Rechtzeitig vor Ablauf der 5-jährigen Überprüfungsfrist für Lenalidomid hat sich Celgene durch die Übernahme von Pharmion einen neuen Umsatzbringer gesichert. Bei Orphan drugs ist am Ende des fünften Jahres eine Überprüfung der Fördervoraussetzungen vorgesehen. Das Exklusivrecht erlischt, wenn ein anderer Anbieter innerhalb der 10-Jahres-Frist nachweisen kann, dass sein Präparat "sicherer, wirksamer oder unter anderen Aspekten klinisch überlegen ist".

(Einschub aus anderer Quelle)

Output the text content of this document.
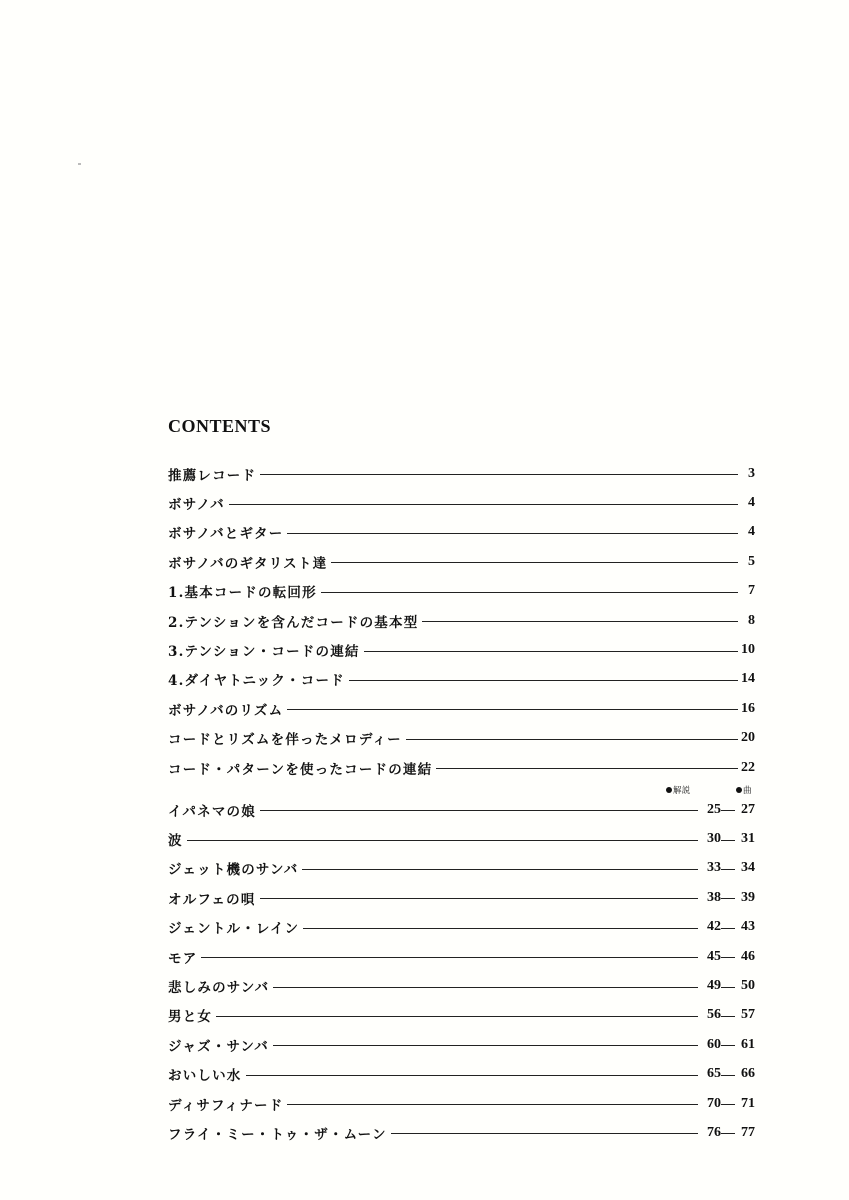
CONTENTS
推薦レコード	3
ボサノバ	4
ボサノバとギター	4
ボサノバのギタリスト達	5
1.基本コードの転回形	7
2.テンションを含んだコードの基本型	8
3.テンション・コードの連結	10
4.ダイヤトニック・コード	14
ボサノバのリズム	16
コードとリズムを伴ったメロディー	20
コード・パターンを使ったコードの連結	22
解説	曲
イパネマの娘	25	27
波	30	31
ジェット機のサンバ	33	34
オルフェの唄	38	39
ジェントル・レイン	42	43
モア	45	46
悲しみのサンバ	49	50
男と女	56	57
ジャズ・サンバ	60	61
おいしい水	65	66
ディサフィナード	70	71
フライ・ミー・トゥ・ザ・ムーン	76	77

Es braucht nicht erwähnt zu werden, dass Orphan Drugs üblicherweise besonders teuer sind. Der Apothekenverkaufspreis für Revlimid® liegt bei 6856,40 Euro für 21 Tabletten mit 10 mg Wirkstoff. Die Geschäfte mit Thalidomid gehen also 50 Jahre nach der ersten Markteinführung weiter. Allein das Portal des Wissenschaftverlags Elsevier weist im letzten halben Jahr 36 Artikel zum Stichwort "Thalidomide" aus. Darunter Studien zum kleinzelligen Lungenkarzinom, zur juvenilen rheumatoiden Arthritis oder zum Prostatakarzinom.
 
[Arzneimittel]
Autor: strappato   2007-11-23   Link   (6 KommentareIhr Kommentar  


strappato   2007-11-23  
Als Zusatzinfo noch eine link-Sammlung zu Thalidomid, die jedoch nicht aktuell ist:

http://www.k-faktor.com/contergan/


hockeystick   2007-11-23  
Dauert eigentlich der Nachdenkprozess noch an, oder ist er schon wie erwartet zu einem negativen Ergebnis gekommen?


mager   2007-11-26  
Der 2. Tod von Thalidomid...
... oder warum sollte Celgene diesen Wirkstoff ohne Patentschutz weiterpflegen?
M.


strappato   2007-11-26  
Wenn die EMEA ihn als Orphan Drug zulässt, hat er ja den Schutz. Dieser gilt max. 10 Jahre und somit länger als das Lenalidomid. Ob das 2. Analog-Präparat in der Pipeline die Zulassung erhält, ist ja offen.


mager   2007-11-27  
ja, aber der Schutz ist doch indikationsspezifisch, nicht?!


strappato   2007-11-27  
Gegen off-lable-use hilft ja das Risiko-Minimierungs-Programm. Abgabe nur mit Spezialrezept des Unternehmens und Indikationsstellung. Das wird Standard werden, falls Thalidomid in anderen Indikationen zugelassen würde.